My allergies have been going haywire since I moved. New state and all. I can’t help but think that there must be a lot of horse hair floating in the air, this being the land of thoroughbred farms. I purposely did not tell anyone on my wonderful APNC that I am, in fact, allergic to said horses until after we finalized terms of call. I do think this shortcoming of my immune system is forgiven by my congregation, but I suspect a few are holding out until they get me to a horse track come October. (No, I did not know before last week that horse racing here is limited to the months of October and April. Fascinating.)

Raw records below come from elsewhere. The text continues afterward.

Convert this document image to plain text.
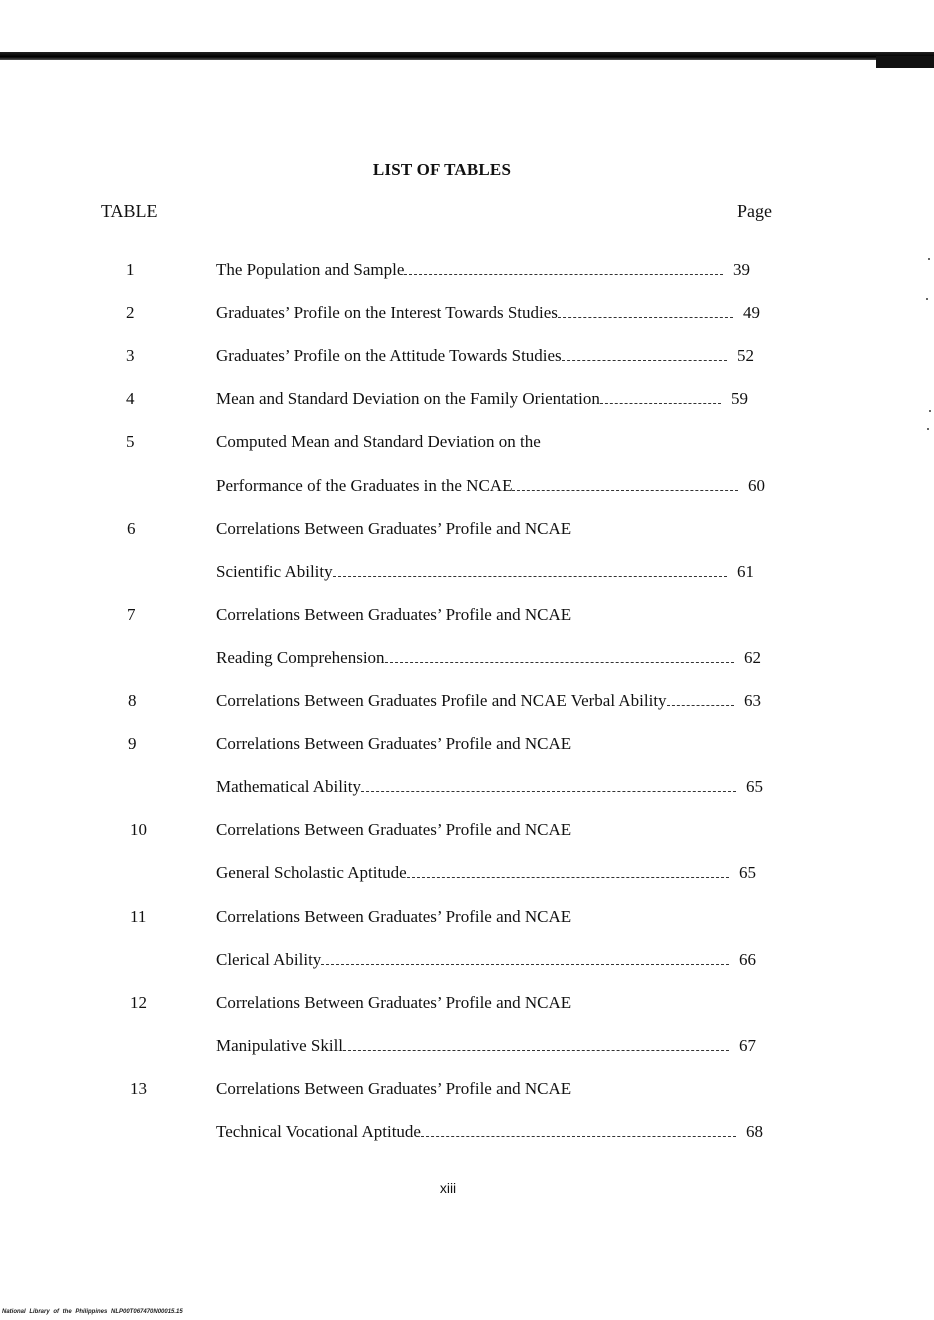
LIST OF TABLES
TABLE	Page
1	The Population and Sample	39
2	Graduates’ Profile on the Interest Towards Studies	49
3	Graduates’ Profile on the Attitude Towards Studies	52
4	Mean and Standard Deviation on the Family Orientation	59
5	Computed Mean and Standard Deviation on the
Performance of the Graduates in the NCAE	60
6	Correlations Between Graduates’ Profile and NCAE
Scientific Ability	61
7	Correlations Between Graduates’ Profile and NCAE
Reading Comprehension	62
8	Correlations Between Graduates Profile and NCAE Verbal Ability	63
9	Correlations Between Graduates’ Profile and NCAE
Mathematical Ability	65
10	Correlations Between Graduates’ Profile and NCAE
General Scholastic Aptitude	65
11	Correlations Between Graduates’ Profile and NCAE
Clerical Ability	66
12	Correlations Between Graduates’ Profile and NCAE
Manipulative Skill	67
13	Correlations Between Graduates’ Profile and NCAE
Technical Vocational Aptitude	68
xiii
National Library of the Philippines NLP00T067470N00015.15
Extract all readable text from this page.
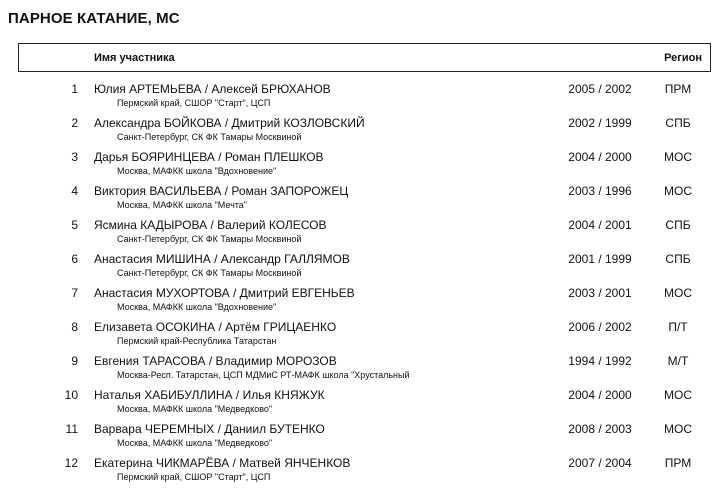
ПАРНОЕ КАТАНИЕ, МС
Имя участника	Регион
1 Юлия АРТЕМЬЕВА / Алексей БРЮХАНОВ
Пермский край, СШОР "Старт", ЦСП
2005 / 2002	ПРМ
2 Александра БОЙКОВА / Дмитрий КОЗЛОВСКИЙ
Санкт-Петербург, СК ФК Тамары Москвиной
2002 / 1999	СПБ
3 Дарья БОЯРИНЦЕВА / Роман ПЛЕШКОВ
Москва, МАФКК школа "Вдохновение"
2004 / 2000	МОС
4 Виктория ВАСИЛЬЕВА / Роман ЗАПОРОЖЕЦ
Москва, МАФКК школа "Мечта"
2003 / 1996	МОС
5 Ясмина КАДЫРОВА / Валерий КОЛЕСОВ
Санкт-Петербург, СК ФК Тамары Москвиной
2004 / 2001	СПБ
6 Анастасия МИШИНА / Александр ГАЛЛЯМОВ
Санкт-Петербург, СК ФК Тамары Москвиной
2001 / 1999	СПБ
7 Анастасия МУХОРТОВА / Дмитрий ЕВГЕНЬЕВ
Москва, МАФКК школа "Вдохновение"
2003 / 2001	МОС
8 Елизавета ОСОКИНА / Артём ГРИЦАЕНКО
Пермский край-Республика Татарстан
2006 / 2002	П/Т
9 Евгения ТАРАСОВА / Владимир МОРОЗОВ
Москва-Респ. Татарстан, ЦСП МДМиС РТ-МАФК школа "Хрустальный
1994 / 1992	М/Т
10 Наталья ХАБИБУЛЛИНА / Илья КНЯЖУК
Москва, МАФКК школа "Медведково"
2004 / 2000	МОС
11 Варвара ЧЕРЕМНЫХ / Даниил БУТЕНКО
Москва, МАФКК школа "Медведково"
2008 / 2003	МОС
12 Екатерина ЧИКМАРЁВА / Матвей ЯНЧЕНКОВ
Пермский край, СШОР "Старт", ЦСП
2007 / 2004	ПРМ
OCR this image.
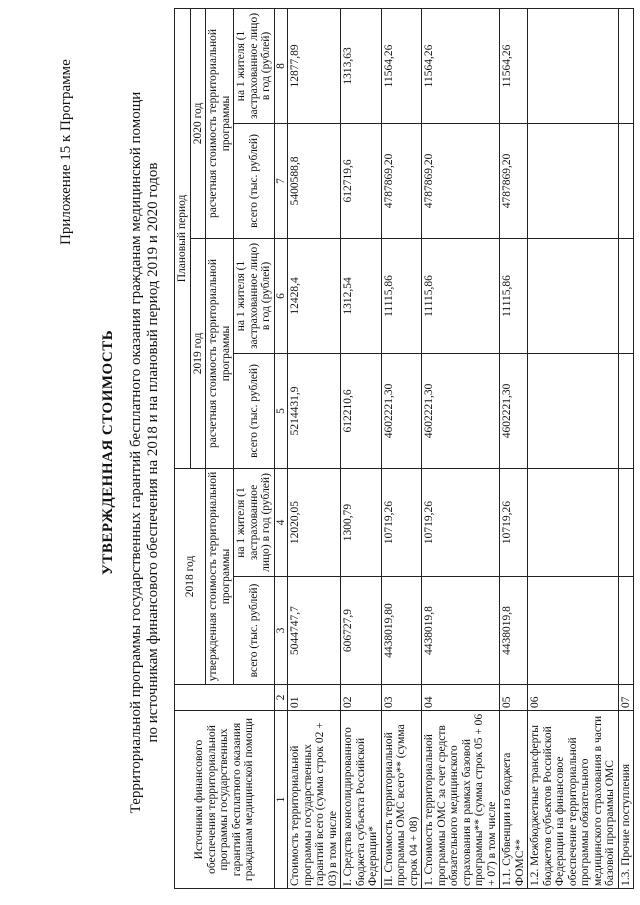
Приложение 15 к Программе
УТВЕРЖДЕННАЯ СТОИМОСТЬ Территориальной программы государственных гарантий бесплатного оказания гражданам медицинской помощи по источникам финансового обеспечения на 2018 и на плановый период 2019 и 2020 годов
Источники финансового обеспечения территориальной программы государственных гарантий бесплатного оказания гражданам медицинской помощи		2018 год		Плановый период			
				2019 год		2020 год	
		утвержденная стоимость территориальной программы		расчетная стоимость территориальной программы		расчетная стоимость территориальной программы	
		всего (тыс. рублей)	на 1 жителя (1 застрахованное лицо) в год (рублей)	всего (тыс. рублей)	на 1 жителя (1 застрахованное лицо) в год (рублей)	всего (тыс. рублей)	на 1 жителя (1 застрахованное лицо) в год (рублей)
1	2	3	4	5	6	7	8
Стоимость территориальной программы государственных гарантий всего (сумма строк 02 + 03) в том числе	01	5044747,7	12020,05	5214431,9	12428,4	5400588,8	12877,89
I. Средства консолидированного бюджета субъекта Российской Федерации*	02	606727,9	1300,79	612210,6	1312,54	612719,6	1313,63
II. Стоимость территориальной программы ОМС всего** (сумма строк 04 + 08)	03	4438019,80	10719,26	4602221,30	11115,86	4787869,20	11564,26
1. Стоимость территориальной программы ОМС за счет средств обязательного медицинского страхования в рамках базовой программы** (сумма строк 05 + 06 + 07) в том числе	04	4438019,8	10719,26	4602221,30	11115,86	4787869,20	11564,26
1.1. Субвенции из бюджета ФОМС**	05	4438019,8	10719,26	4602221,30	11115,86	4787869,20	11564,26
1.2. Межбюджетные трансферты бюджетов субъектов Российской Федерации на финансовое обеспечение территориальной программы обязательного медицинского страхования в части базовой программы ОМС	06						
1.3. Прочие поступления	07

I have had more opportunities to break bread with new people in the past three weeks than I have in the past three years. It is a gift, and each time I go to someone’s home, I am humbled by the honor it is to be their pastor. I hope this feeling never gets normal, never becomes old. I have longed for a congregation to love ever since I left the nest of the church that raised me, and now we’ve found each other. It wasn’t easy – in fact, finding my first call was the hardest thing I’ve ever done – but now I am here. God is good.
LINDA KURTZ is associate pastor for Christian formation at First Presbyterian Church in Lexington, Kentucky, and a recent graduate of Union Presbyterian Seminary. Now that she’s finished seminary, Linda enjoys being outside, reading for fun, and taking photos of anything but people.